From the beginning, Washington’s art has been rooted in personal experience and representative of his surroundings. The 1992 assault on Malice Green by two white Detroit police officers that killed Green, who was black, left a mark. 

“That always stuck with me,” he says. “I always said if I ever did art and was able to go into museums and do it professionally, that I’d paint about those types of things.”

“Black Family” (The myth of the missing black father), 2019; acrylic paint on canvas; 24 x 30 inches. Image courtesy of the artist.

Among the topics he explores in his art is the parallel he sees between antebellum slavery and the disproportionate imprisonment of African-Americans in the United States. It’s a complex subject, he admits, but one – like others – he hopes to make “more digestible” to a broader audience through his art. Washington says his goal isn’t necessarily to change minds, it’s to get people to listen. 
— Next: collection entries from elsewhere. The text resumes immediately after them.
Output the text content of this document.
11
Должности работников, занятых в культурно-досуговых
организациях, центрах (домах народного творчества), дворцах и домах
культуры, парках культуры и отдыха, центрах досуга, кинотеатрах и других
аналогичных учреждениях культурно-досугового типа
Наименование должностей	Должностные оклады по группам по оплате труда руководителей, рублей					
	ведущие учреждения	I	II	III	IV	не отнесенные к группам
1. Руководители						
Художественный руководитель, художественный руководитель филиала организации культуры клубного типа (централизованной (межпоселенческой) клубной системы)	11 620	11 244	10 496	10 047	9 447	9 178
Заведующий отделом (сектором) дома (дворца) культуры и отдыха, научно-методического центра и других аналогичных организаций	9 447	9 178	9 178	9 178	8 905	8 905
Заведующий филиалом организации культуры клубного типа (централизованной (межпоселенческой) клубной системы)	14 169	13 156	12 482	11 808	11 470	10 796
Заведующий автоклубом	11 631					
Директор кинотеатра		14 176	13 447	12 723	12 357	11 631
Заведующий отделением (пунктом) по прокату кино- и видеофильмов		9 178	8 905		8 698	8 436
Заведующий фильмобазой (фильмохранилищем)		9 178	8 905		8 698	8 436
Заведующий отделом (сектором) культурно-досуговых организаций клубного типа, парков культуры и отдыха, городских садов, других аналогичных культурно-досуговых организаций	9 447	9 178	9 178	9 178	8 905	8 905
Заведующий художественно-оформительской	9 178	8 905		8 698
“I’m just trying to be a voice for the voiceless,” he says. “Sometimes, people in the black community don’t have an opportunity to tell their stories. So, if I’m going to be in front of people, I feel like, ‘Hey, this is me, I’m letting you know what’s going on around me. These are the people talking through me, from my ancestors to now.’

“When viewing my art, just give it a chance. … Because I talk about some heavy stuff, some people probably are afraid to latch onto it, but don’t be afraid to look past the racial element and find something in it for yourself. A lot of times, like I say, I always speak from my perspective, but you can also get something from it because we all go through the same stuff. We’re all human, so we go through human stuff.” C


On View

  • “The Art of Realism” will remain on view through Oct. 31 at Cleveland Hopkins International Airport (5300 Riverside Drive, Cleveland) as part of the airport’s Temporary Art Exhibition Program.
  • “Fabulism” will be on view from May 9 to June 28 at YARDS Projects in Worthington Yards, 725 Johnson Court, Cleveland.
  • “Rooms to Let CLE” will take place the weekend of May 18-19 at various locations throughout Cleveland’s Slavic Village neighborhood.
  • “seenUNseen” will be on view from Sept. 20 to Nov. 16 at the Artists Archives of the Western Reserve, 1834 E. 123rd St., Cleveland.

“Antwoine Washington’s art succeeds in bridging cultural divides. Its subject matter is urgent, its delivery impassioned and its ability to spark important conversations significant. On several levels, it connects – and Northeast Ohio is fortunate to be home to an artist of his caliber and potential.”